Putting anything into practice can have its difficulties. But one day when you wake up with even an inkling of the right mindset, put aside everything you possibly can and work with that little gem. Its value is above rubies!

Yesterday I woke up with that inkling. As gemstones go, it was a fairly small ruby … but it was there, glinting in the darkness. I made cheese/ham and salad sandwiches and packed fruit and biscuits for the one who has to be at work by 6.30am and while the salad container was out I made two plates of salad for the two of us who eat lunch at home. While I was in the kitchen—and before doing anything else with my day—I cooked up mince in the frying pan with a little tomato paste and poached a big chicken breast. I took a pear and a banana in with me to my office and made a solemn promise I wouldn’t eat any chocolate that morning. Don’t laugh. I often have chocolate for breakfast. While in the kitchen I had made a fruit and spinach smoothie with some extra goodies in it so I  had that for breakfast while sitting at my desk. This is never enough for me (hence the huge blocks of chocolate lurking in the office) so I had the banana as well. For morning tea I toasted a piece of essene bread instead of chocolate or biscuits. Later in the day after a lunch of salad with a sprinkling of poached chicken, I had a small apple instead of chocolate.  And then I ate some chocolate. But at least I’d stemmed the chocolate tide a little by doing without it in the morning. My eating choices were pretty good apart from the chocolate (still a lot by other people’s standards, but good for me), a glass of non-alcoholic wine and a hot chocolate drink at bedtime.

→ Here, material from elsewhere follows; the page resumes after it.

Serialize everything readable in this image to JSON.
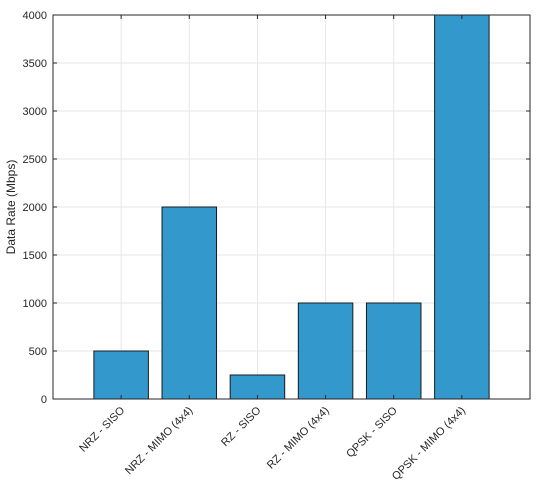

Bugger perfect. Better is what I’m looking for. And having easy choices for ‘better’ is a great way to go. If you have your healthy options made, or at least started, it seems much easier to follow through. But I could just as easily just toddled back to bed for that hour I spent in the kitchen and let my little ruby sink into oblivion. It was only a tiny feeling, after all. How much good could it possibly do? I could have had that fleeting feeling and ignored it because chocolate is a lot easier to eat than the healthy options I did manage to include.

These ruby experiences can start out as just moments, but they have a certain energy that can help carry you through times when your negativity or cravings usually win out. When you find a little ruby, use it. Polish it, admire it, stroke it. Do whatever you can to keep it right in front of you so it can help you to make some of the best decisions of your life … and carry them through.